Comunicazione della Commissione al Consiglio e al Parlamento europeo - Aggiornamento semestrale del quadro di controllo per l'esame dei progressi compiuti nella creazione di uno spazio di «libertà, sicurezza e giustizia» nell'Unione europea (II semestre 2000) /* COM/2000/0782 def. */


COMUNICAZIONE DELLA COMMISSIONE AL CONSIGLIO E AL PARLAMENTO EUROPEO - AGGIORNAMENTO SEMESTRALE DEL QUADRO DI CONTROLLO PER L'ESAME DEI PROGRESSI COMPIUTI NELLA CREAZIONE DI UNO SPAZIO DI "LIBERTÀ, SICUREZZA E GIUSTIZIA" NELL'UNIONE EUROPEA (II SEMESTRE 2000)

INDICE

1. Introduzione

2. Politica comune dell'ue in materia di asilo e migrazione

2.1. Partenariato con i paesi d'origine

2.2. Il regime europeo comune in materia di asilo

2.3. Equo trattamento dei cittadini dei paesi terzi

2.4. Gestione dei flussi migratori

3. Un autentico spazio di giustizia europeo

3.1. Migliore accesso alla giustizia in Europa

3.2. Reciproco riconoscimento delle decisioni giudiziarie

3.3. Maggiore convergenza nel settore del diritto civile

4. Lotta a livello dell'unione contro la criminalità

4.1. Prevenzione della criminalità a livello dell'Unione

4.2. Potenziamento della cooperazione contro la criminalità

4.3. Lotta contro determinate forme di criminalità

4.4. Azione specifica antiriciclaggio

5. Questioni connesse alle frontiere interne ed esterne e alla politica dei visti, attuazione dell'art. 62 TCE e conversione dell'Acquis di Schengen

6. Cittadinanza dell'Unione

7. Cooperazione nella lotta contro la droga

8. Azione esterna di maggiore incisività

1. Introduzione

Il Consiglio europeo riunitosi a Tampere il 15 e 16 ottobre 1999 ha invitato la Commissione a presentare una proposta per un "adeguato quadro di controllo" che "esamini puntualmente i progressi compiuti per attuare le misure necessarie e rispettare le scadenze" fissate dal trattato di Amsterdam, dal piano d'azione di Vienna e dalle conclusioni di Tampere per la creazione di uno "spazio di libertà, sicurezza e giustizia". Nel marzo 2000, in risposta a tale invito, la Commissione ha presentato una comunicazione (COM(2000) 167 del 24 marzo 2000) al Consiglio e al Parlamento europeo intitolata "Quadro di controllo per l'esame dei progressi compiuti nella creazione di uno spazio di «libertà, sicurezza e giustizia» nell'Unione europea". Il 29 maggio 2000 è stata resa disponibile una versione consolidata che ha introdotto una serie di precisazioni redatte sulla base dei commenti degli Stati membri formulati nella sessione del Consiglio del 27 marzo 2000 e successivamente.

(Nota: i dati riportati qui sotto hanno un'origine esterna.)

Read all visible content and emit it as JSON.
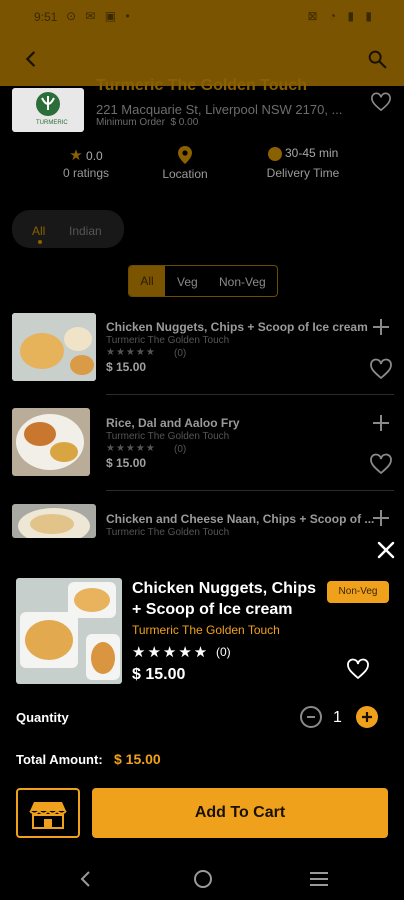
{
  "status": {
    "time": "9:51",
    "left_icons": "⊙ ✉ ▣ •",
    "right_icons": "⊠ ◔ ▮ ▮"
  },
  "appbar": {
    "back_icon": "arrow-left",
    "search_icon": "search"
  },
  "restaurant": {
    "name": "Turmeric The Golden Touch",
    "address": "221 Macquarie St, Liverpool NSW 2170, ...",
    "min_order_label": "Minimum Order",
    "min_order_value": "$ 0.00",
    "logo_text": "TURMERIC",
    "rating": "0.0",
    "ratings_label": "0 ratings",
    "location_label": "Location",
    "delivery_time": "30-45 min",
    "delivery_label": "Delivery Time"
  },
  "category_chips": [
    "All",
    "Indian"
  ],
  "diet_filter": {
    "options": [
      "All",
      "Veg",
      "Non-Veg"
    ],
    "selected": "All"
  },
  "dishes": [
    {
      "title": "Chicken Nuggets, Chips + Scoop of Ice cream",
      "restaurant": "Turmeric The Golden Touch",
      "rating_count": "(0)",
      "price": "$ 15.00"
    },
    {
      "title": "Rice, Dal and Aaloo Fry",
      "restaurant": "Turmeric The Golden Touch",
      "rating_count": "(0)",
      "price": "$ 15.00"
    },
    {
      "title": "Chicken and Cheese Naan, Chips + Scoop of ...",
      "restaurant": "Turmeric The Golden Touch",
      "rating_count": "",
      "price": ""
    }
  ],
  "sheet": {
    "title": "Chicken Nuggets, Chips + Scoop of Ice cream",
    "tag": "Non-Veg",
    "restaurant": "Turmeric The Golden Touch",
    "rating_count": "(0)",
    "price": "$ 15.00",
    "quantity_label": "Quantity",
    "quantity": "1",
    "total_label": "Total Amount:",
    "total_value": "$ 15.00",
    "add_to_cart": "Add To Cart"
  },
  "colors": {
    "accent": "#f0a11c",
    "appbar": "#7a5400",
    "background": "#000000"
  }
}
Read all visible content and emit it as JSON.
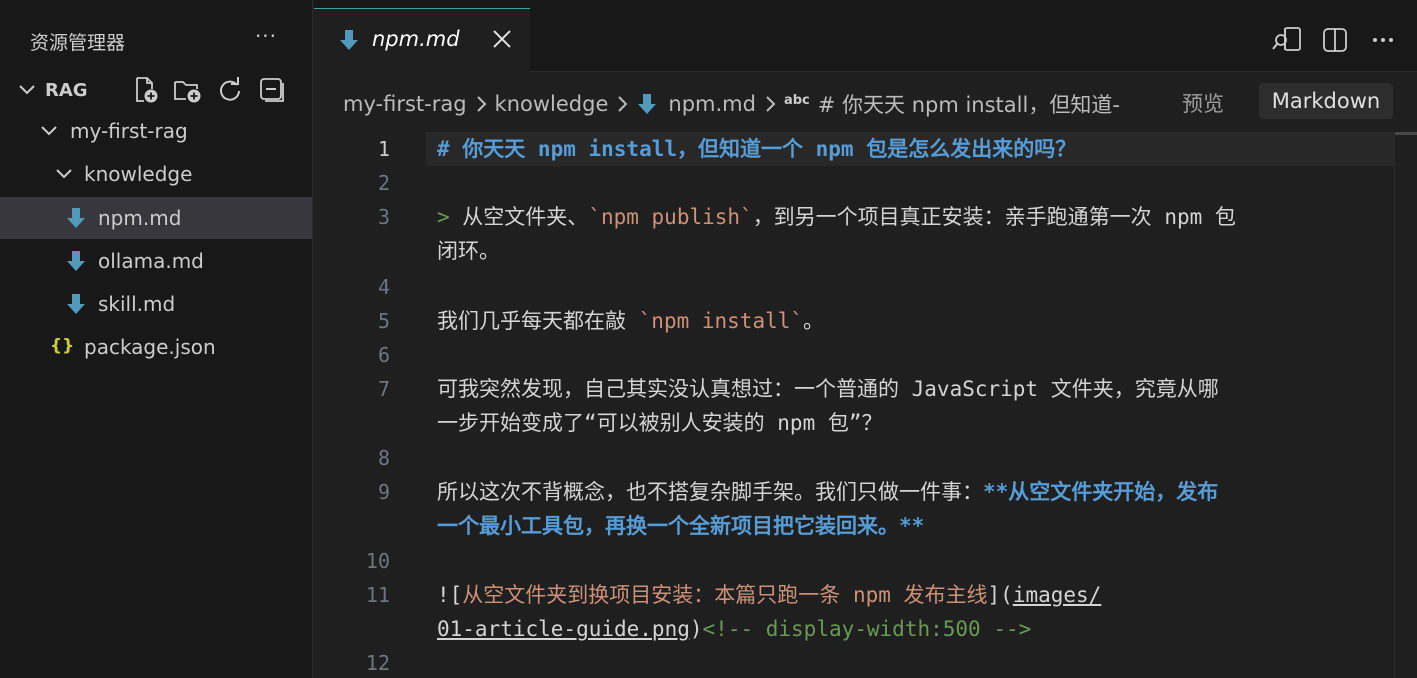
{
  "sidebar": {
    "title": "资源管理器",
    "more_label": "···",
    "section": "RAG",
    "actions": [
      "new-file-icon",
      "new-folder-icon",
      "refresh-icon",
      "collapse-all-icon"
    ],
    "tree": [
      {
        "label": "my-first-rag",
        "type": "folder",
        "expanded": true
      },
      {
        "label": "knowledge",
        "type": "folder",
        "expanded": true
      },
      {
        "label": "npm.md",
        "type": "markdown",
        "selected": true
      },
      {
        "label": "ollama.md",
        "type": "markdown"
      },
      {
        "label": "skill.md",
        "type": "markdown"
      },
      {
        "label": "package.json",
        "type": "json",
        "icon_text": "{}"
      }
    ]
  },
  "tab": {
    "label": "npm.md",
    "close_icon": "close-icon"
  },
  "breadcrumb": {
    "items": [
      "my-first-rag",
      "knowledge",
      "npm.md",
      "# 你天天 npm install，但知道-"
    ],
    "abc_label": "abc"
  },
  "editor_actions": {
    "preview": "预览",
    "markdown": "Markdown"
  },
  "editor": {
    "active_line": 1,
    "line_numbers": [
      "1",
      "2",
      "3",
      "4",
      "5",
      "6",
      "7",
      "8",
      "9",
      "10",
      "11",
      "12"
    ],
    "lines": {
      "l1": "# 你天天 npm install，但知道一个 npm 包是怎么发出来的吗？",
      "l3_marker": ">",
      "l3_a": " 从空文件夹、",
      "l3_code": "`npm publish`",
      "l3_b": "，到另一个项目真正安装：亲手跑通第一次 npm 包",
      "l3_wrap": "闭环。",
      "l5_a": "我们几乎每天都在敲 ",
      "l5_code": "`npm install`",
      "l5_b": "。",
      "l7": "可我突然发现，自己其实没认真想过：一个普通的 JavaScript 文件夹，究竟从哪",
      "l7_wrap": "一步开始变成了“可以被别人安装的 npm 包”？",
      "l9_a": "所以这次不背概念，也不搭复杂脚手架。我们只做一件事：",
      "l9_bold": "**从空文件夹开始，发布",
      "l9_wrap": "一个最小工具包，再换一个全新项目把它装回来。**",
      "l11_open": "![",
      "l11_alt": "从空文件夹到换项目安装：本篇只跑一条 npm 发布主线",
      "l11_mid": "](",
      "l11_url": "images/",
      "l11_url_wrap": "01-article-guide.png",
      "l11_close": ")",
      "l11_comment": "<!-- display-width:500 -->"
    }
  },
  "colors": {
    "background": "#1f1f1f",
    "sidebar": "#181818",
    "selection": "#37373d",
    "heading": "#569cd6",
    "code": "#ce9178",
    "quote": "#6a9955",
    "markdown_file_icon": "#519aba",
    "json_icon": "#cbcb41"
  }
}
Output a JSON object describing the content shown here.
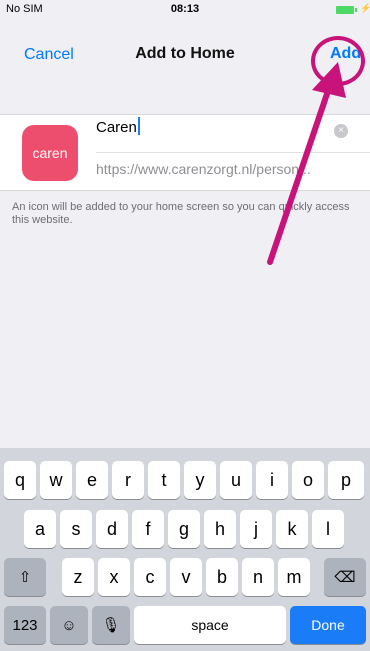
{
  "status_bar": {
    "carrier": "No SIM",
    "time": "08:13",
    "charge": "⚡"
  },
  "nav": {
    "cancel": "Cancel",
    "title": "Add to Home",
    "add": "Add"
  },
  "card": {
    "icon_text": "caren",
    "name_value": "Caren",
    "clear_icon": "×",
    "url": "https://www.carenzorgt.nl/person..."
  },
  "hint": "An icon will be added to your home screen so you can quickly access this website.",
  "keyboard": {
    "row1": [
      "q",
      "w",
      "e",
      "r",
      "t",
      "y",
      "u",
      "i",
      "o",
      "p"
    ],
    "row2": [
      "a",
      "s",
      "d",
      "f",
      "g",
      "h",
      "j",
      "k",
      "l"
    ],
    "row3": [
      "z",
      "x",
      "c",
      "v",
      "b",
      "n",
      "m"
    ],
    "shift": "⇧",
    "backspace": "⌫",
    "numbers": "123",
    "emoji": "☺",
    "mic": "🎙",
    "space": "space",
    "done": "Done"
  },
  "colors": {
    "accent": "#007aff",
    "annotation": "#c8137a",
    "icon_bg": "#ee4e6e",
    "done_key": "#1a7cf6"
  }
}
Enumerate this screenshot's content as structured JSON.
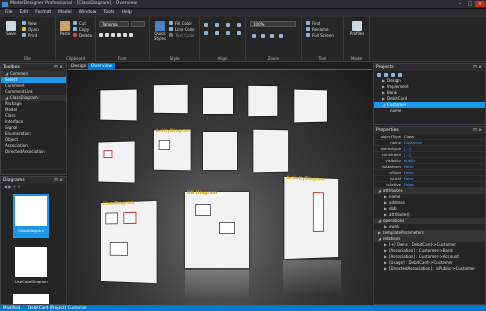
{
  "window": {
    "title": "ModelDesigner Professional - [ClassDiagram] - Overview"
  },
  "menu": [
    "File",
    "Edit",
    "Format",
    "Model",
    "Window",
    "Tools",
    "Help"
  ],
  "ribbon": {
    "file": {
      "save": "Save",
      "new": "New",
      "open": "Open",
      "print": "Print",
      "label": "File"
    },
    "clipboard": {
      "paste": "Paste",
      "cut": "Cut",
      "copy": "Copy",
      "delete": "Delete",
      "label": "Clipboard"
    },
    "font": {
      "family": "Tahoma",
      "size": "",
      "label": "Font"
    },
    "style": {
      "quick": "Quick Styles",
      "fill": "Fill Color",
      "line": "Line Color",
      "text": "Text Color",
      "label": "Style"
    },
    "align": {
      "label": "Align"
    },
    "zoom": {
      "value": "100%",
      "label": "Zoom"
    },
    "tool": {
      "find": "Find",
      "rename": "Rename",
      "fullscreen": "Full Screen",
      "label": "Tool"
    },
    "mode": {
      "profiles": "Profiles",
      "label": "Mode"
    }
  },
  "toolbox": {
    "title": "Toolbox",
    "items": [
      "Common",
      "Select",
      "Comment",
      "CommentLink",
      "ClassDiagram",
      "Package",
      "Model",
      "Class",
      "Interface",
      "Signal",
      "Enumeration",
      "Object",
      "Association",
      "DirectedAssociation"
    ]
  },
  "diagrams": {
    "title": "Diagrams",
    "items": [
      "ClassDiagram",
      "UseCaseDiagram"
    ]
  },
  "tabs": [
    "Design",
    "Overview"
  ],
  "sheets": [
    "ClassDiagram",
    "EntityDiagram",
    "DB Diagram",
    "ActivityDiagram"
  ],
  "projects": {
    "title": "Projects",
    "items": [
      "Design",
      "Implement",
      "Bank",
      "DebitCard",
      "Customer",
      "name"
    ]
  },
  "properties": {
    "title": "Properties",
    "rows": [
      {
        "k": "objectType",
        "v": "Class"
      },
      {
        "k": "name",
        "v": "Customer"
      },
      {
        "k": "stereotype",
        "v": "[...]"
      },
      {
        "k": "constraint",
        "v": "[...]"
      },
      {
        "k": "visibility",
        "v": "public"
      },
      {
        "k": "isAbstract",
        "v": "False"
      },
      {
        "k": "isRoot",
        "v": "False"
      },
      {
        "k": "isLeaf",
        "v": "False"
      },
      {
        "k": "isActive",
        "v": "False"
      }
    ],
    "sections": [
      "attributes",
      "name",
      "address",
      "dob",
      "attribute()",
      "operations",
      "ownk",
      "templateParameters",
      "relations"
    ],
    "relations": [
      "[+] Owns : DebitCard->Customer",
      "[Association] : Customer->Bank",
      "[Association] : Customer->Account",
      "[Usage] : DebitCard->Customer",
      "[DirectedAssociation] : isPublic->Customer"
    ]
  },
  "status": [
    "Modified",
    "DebitCard (Project) Customer"
  ]
}
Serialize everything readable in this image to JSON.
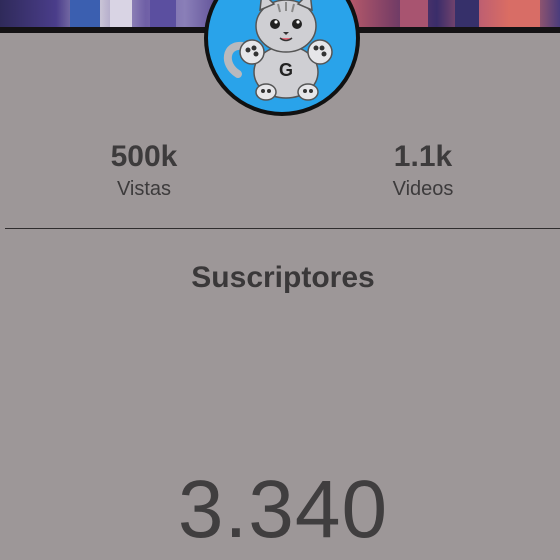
{
  "channel": {
    "avatar_icon": "cat-mascot-avatar",
    "avatar_letter": "G",
    "avatar_bg": "#29a3ea"
  },
  "stats": {
    "views_value": "500k",
    "views_label": "Vistas",
    "videos_value": "1.1k",
    "videos_label": "Videos"
  },
  "subscribers": {
    "title": "Suscriptores",
    "count": "3.340"
  },
  "colors": {
    "background": "#9d9798",
    "text": "#3d3b3c"
  }
}
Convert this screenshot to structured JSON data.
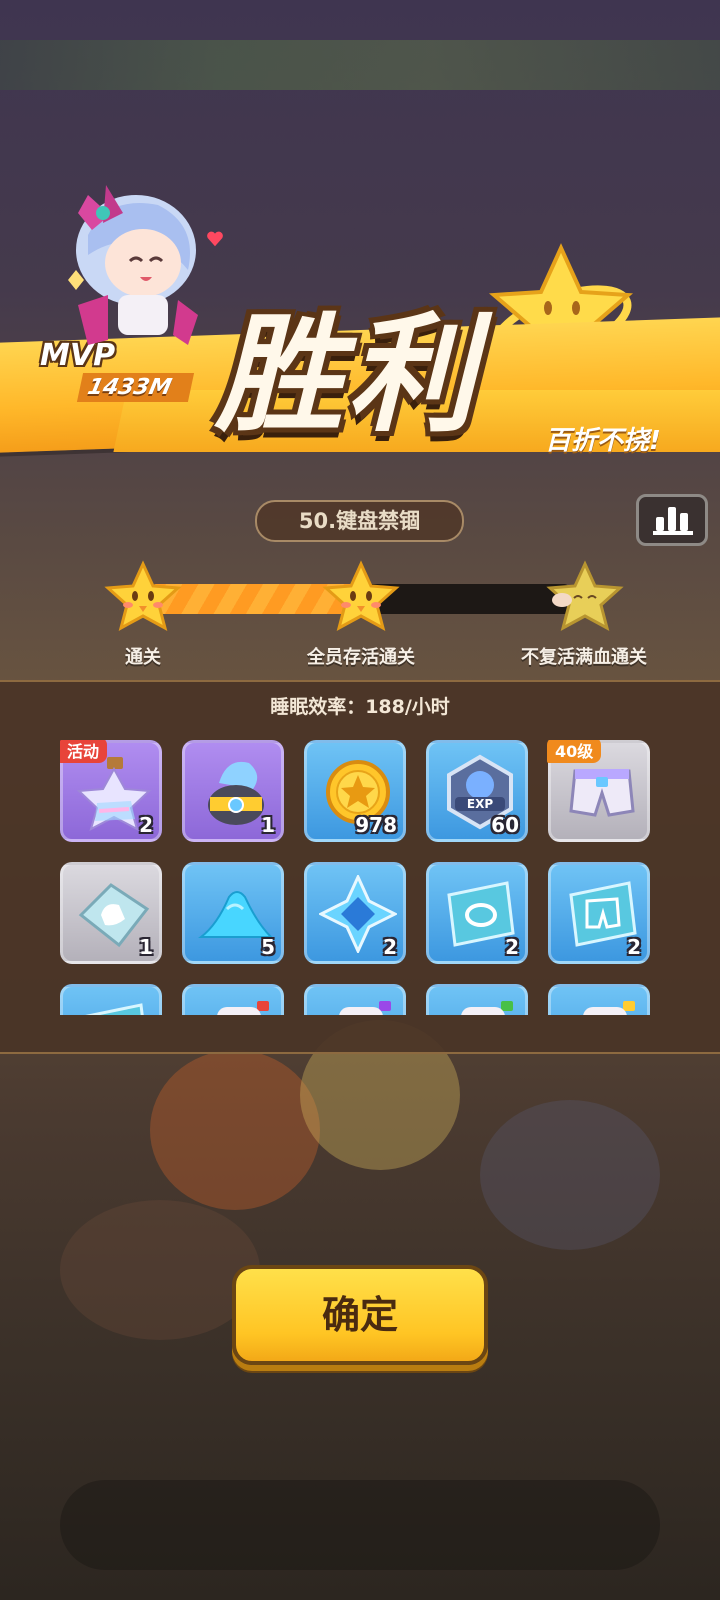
{
  "victory": {
    "title": "胜利",
    "tagline": "百折不挠!",
    "mvp_label": "MVP",
    "mvp_score": "1433M"
  },
  "stage": {
    "name": "50.键盘禁锢"
  },
  "progress": {
    "fill_fraction": 0.5,
    "milestones": [
      {
        "label": "通关",
        "achieved": true
      },
      {
        "label": "全员存活通关",
        "achieved": true
      },
      {
        "label": "不复活满血通关",
        "achieved": false
      }
    ]
  },
  "rewards": {
    "efficiency": "睡眠效率：188/小时",
    "items": [
      {
        "icon": "star-potion-icon",
        "count": "2",
        "tag": "活动",
        "rarity": "purple"
      },
      {
        "icon": "spirit-orb-icon",
        "count": "1",
        "tag": "",
        "rarity": "purple"
      },
      {
        "icon": "gold-coin-icon",
        "count": "978",
        "tag": "",
        "rarity": "blue"
      },
      {
        "icon": "exp-badge-icon",
        "count": "60",
        "tag": "",
        "rarity": "blue"
      },
      {
        "icon": "shorts-gear-icon",
        "count": "",
        "tag": "40级",
        "rarity": "gray"
      },
      {
        "icon": "glove-shard-icon",
        "count": "1",
        "tag": "",
        "rarity": "gray"
      },
      {
        "icon": "blue-powder-icon",
        "count": "5",
        "tag": "",
        "rarity": "blue"
      },
      {
        "icon": "blue-crystal-icon",
        "count": "2",
        "tag": "",
        "rarity": "blue"
      },
      {
        "icon": "ring-blueprint-icon",
        "count": "2",
        "tag": "",
        "rarity": "blue"
      },
      {
        "icon": "shorts-blueprint-icon",
        "count": "2",
        "tag": "",
        "rarity": "blue"
      },
      {
        "icon": "blueprint-icon",
        "count": "",
        "tag": "",
        "rarity": "blue"
      },
      {
        "icon": "red-potion-icon",
        "count": "",
        "tag": "",
        "rarity": "blue"
      },
      {
        "icon": "purple-potion-icon",
        "count": "",
        "tag": "",
        "rarity": "blue"
      },
      {
        "icon": "green-potion-icon",
        "count": "",
        "tag": "",
        "rarity": "blue"
      },
      {
        "icon": "yellow-potion-icon",
        "count": "",
        "tag": "",
        "rarity": "blue"
      }
    ]
  },
  "confirm_label": "确定"
}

L'impegno assunto dalla Commissione di riesaminare il quadro di controllo durante ogni presidenza si concretizza nel presente documento che costituisce il primo aggiornamento semestrale del quadro di controllo e che si prefigge l'obiettivo di sottolineare i progressi compiuti durante la presidenza francese. La forma, le finalità e l'ambito del quadro di controllo non sono cambiati. Le principali modifiche riguardano la colonna "situazione attuale" che rappresenta l'obiettivo flessibile, fissato dalle conclusioni di Tampere per tutte le istituzioni e gli Stati membri, che consente di verificare i progressi compiuti nella realizzazione dell'obiettivo di rendere l'Unione europea uno spazio di libertà, sicurezza e giustizia.

I notevoli progressi compiuti dopo la presentazione della prima versione del quadro di controllo possono essere così sintetizzati:

La Commissione ha presentato o ha portato a termine proposte di atti normativi e/o comunicazioni in vari settori contemplati dal quadro di controllo:

- Due proposte e due comunicazioni in materia di asilo e immigrazione:

- proposta di direttiva sulla protezione temporanea;

- proposta di direttiva sulle norme minime in materia di asilo;

- comunicazione sulle procedure comuni in materia di asilo;

- comunicazione su una politica comunitaria in materia di immigrazione.

- Una proposta nel settore della cooperazione giudiziaria in materia civile e commerciale:

- proposta per l'istituzione di una rete giudiziaria europea.

- Cinque comunicazioni nel settore della cooperazione ai fini della prevenzione e della lotta contro la criminalità:

- comunicazione sulla tutela degli interessi finanziari della Comunità;

- comunicazione sul reciproco riconoscimento delle decisioni definitive in materia penale;

- comunicazione su Eurojust;

- comunicazione sulla prevenzione della criminalità;

- comunicazione sulla criminalità informatica.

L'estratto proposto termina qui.